Roasted Three Tomato Pesto Soup!

Winter is coming, yes it’s true! No matter though, because as it sets in we love to get in the kitchen and make a freezer full of soups ready for those shorter days and cold air!

We had a great time this weekend on our Tent Ridge Hike and were happy to pull a container of this soup from the freezer to heat up after a long day in the mountains!

© AVW NORTHBIRCHGROVEPHOTO

We pulled this recipe from our fav cookbook Whitewater Cooks, as after many years of skiing at Nelson BC’s Whitewater resort for the food offered at the day lodge almost as much as for the snow we learned they had their own cookbook!

So here’s the recipe! Enjoy!

What you’ll need ( serves 2-3 hungry gals!):

Ingredients:
– 12 fresh tomatoes, quartered + roasted
– 1/4 cup balsamic vinegar
– 2 tbsp brown sugar
– 1/2 cup olive oil
– 4 cloves garlic
– 3 large onions diced

– 1 1/2 cups sun dried tomatoes chopped
– 2-28oz cans of crushed tomatoes
– 6 cups veggie stock
– 1 cup red wine
-1/4 cup dried basil
– 1 bunch of fresh basil, julienned

– 1/2 cup pesto, store bought is perfect!

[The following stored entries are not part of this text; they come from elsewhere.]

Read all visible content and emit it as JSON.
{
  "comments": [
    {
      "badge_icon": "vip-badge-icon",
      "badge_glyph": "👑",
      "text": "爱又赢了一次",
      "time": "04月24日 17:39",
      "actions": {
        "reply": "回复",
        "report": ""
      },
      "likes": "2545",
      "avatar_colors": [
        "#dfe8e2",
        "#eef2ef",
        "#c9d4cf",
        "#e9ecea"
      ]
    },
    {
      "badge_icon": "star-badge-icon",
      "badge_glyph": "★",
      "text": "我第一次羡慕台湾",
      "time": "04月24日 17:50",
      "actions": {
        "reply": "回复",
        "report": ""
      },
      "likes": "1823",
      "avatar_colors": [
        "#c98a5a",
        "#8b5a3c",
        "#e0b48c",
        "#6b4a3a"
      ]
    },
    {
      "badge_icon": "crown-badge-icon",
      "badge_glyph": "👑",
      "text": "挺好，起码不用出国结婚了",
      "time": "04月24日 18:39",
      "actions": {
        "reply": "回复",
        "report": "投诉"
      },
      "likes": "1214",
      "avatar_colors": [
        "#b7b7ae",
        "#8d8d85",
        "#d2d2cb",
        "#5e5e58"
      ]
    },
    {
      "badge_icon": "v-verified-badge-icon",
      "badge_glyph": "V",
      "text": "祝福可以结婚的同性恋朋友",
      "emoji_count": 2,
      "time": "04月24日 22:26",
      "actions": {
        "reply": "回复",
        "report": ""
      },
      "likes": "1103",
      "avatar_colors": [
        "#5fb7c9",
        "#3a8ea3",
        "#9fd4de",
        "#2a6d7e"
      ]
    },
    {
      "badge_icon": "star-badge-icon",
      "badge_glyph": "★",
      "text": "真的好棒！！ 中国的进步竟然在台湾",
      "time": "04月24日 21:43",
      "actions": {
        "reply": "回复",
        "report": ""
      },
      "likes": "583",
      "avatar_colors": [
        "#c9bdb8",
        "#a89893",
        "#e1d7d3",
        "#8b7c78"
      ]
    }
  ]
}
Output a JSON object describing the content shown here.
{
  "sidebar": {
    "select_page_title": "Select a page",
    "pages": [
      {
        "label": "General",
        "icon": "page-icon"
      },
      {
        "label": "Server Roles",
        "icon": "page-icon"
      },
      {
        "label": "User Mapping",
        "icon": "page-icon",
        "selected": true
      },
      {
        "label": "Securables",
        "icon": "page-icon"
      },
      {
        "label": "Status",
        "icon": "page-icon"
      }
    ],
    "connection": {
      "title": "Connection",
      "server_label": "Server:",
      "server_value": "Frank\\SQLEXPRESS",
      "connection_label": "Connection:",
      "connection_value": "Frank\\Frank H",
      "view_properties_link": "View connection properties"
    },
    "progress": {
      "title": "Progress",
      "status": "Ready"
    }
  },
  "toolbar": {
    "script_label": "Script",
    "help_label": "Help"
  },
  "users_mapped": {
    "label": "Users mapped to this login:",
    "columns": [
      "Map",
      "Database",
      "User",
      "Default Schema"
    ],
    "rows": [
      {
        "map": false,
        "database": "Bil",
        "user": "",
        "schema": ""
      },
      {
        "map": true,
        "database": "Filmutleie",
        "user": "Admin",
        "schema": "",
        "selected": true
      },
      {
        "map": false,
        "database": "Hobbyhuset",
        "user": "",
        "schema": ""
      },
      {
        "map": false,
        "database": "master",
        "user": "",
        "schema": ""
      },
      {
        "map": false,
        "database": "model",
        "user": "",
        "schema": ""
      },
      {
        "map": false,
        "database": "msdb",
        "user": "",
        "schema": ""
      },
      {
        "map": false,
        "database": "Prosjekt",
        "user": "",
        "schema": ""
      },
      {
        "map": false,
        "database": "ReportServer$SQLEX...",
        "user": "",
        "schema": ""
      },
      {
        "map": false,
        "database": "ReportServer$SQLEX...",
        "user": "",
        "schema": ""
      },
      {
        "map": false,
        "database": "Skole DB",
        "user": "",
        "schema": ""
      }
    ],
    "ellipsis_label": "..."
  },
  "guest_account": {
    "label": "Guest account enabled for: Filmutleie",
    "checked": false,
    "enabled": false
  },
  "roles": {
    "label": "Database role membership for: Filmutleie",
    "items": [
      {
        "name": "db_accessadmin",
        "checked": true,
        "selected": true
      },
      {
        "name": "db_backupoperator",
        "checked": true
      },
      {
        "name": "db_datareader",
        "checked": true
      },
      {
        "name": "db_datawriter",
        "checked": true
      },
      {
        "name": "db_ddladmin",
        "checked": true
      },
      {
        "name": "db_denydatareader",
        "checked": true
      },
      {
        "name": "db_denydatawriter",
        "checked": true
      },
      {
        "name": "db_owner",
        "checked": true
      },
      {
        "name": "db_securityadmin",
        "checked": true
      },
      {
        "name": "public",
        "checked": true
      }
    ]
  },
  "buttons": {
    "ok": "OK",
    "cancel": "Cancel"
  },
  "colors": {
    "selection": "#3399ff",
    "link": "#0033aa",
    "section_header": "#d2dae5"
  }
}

We used scarpone’s brand
– grana padano cheese for garnish

Tools: – food processor or wand – big soup pot – roasting pan

Directions:

– Toss the tomatoes + garlic closed with balsamic vinegar, brown sugar and half of the olive oil.

– Roast in a 350F oven for 30-45 minutes, or until the skins begin to shrink and tomatoes brown.

– In a large soup pot, heat the remaining oil and saute the onions until softened + only slightly carmelized.

– Add crushed tomatoes, stock, sun dried tomatoes, and the red wine

– Let simmer for 20 minutes

– Add roasted tomatoes, and garlic cloves (yum!) , dried basil, and boil for five minutes

– Puree in a food processor and add fresh basil + your pesto

– Ladle into bowls and sprinkle with freshly grated grana padano + some sour cream like we did!

– Serve with fresh bread + butter too!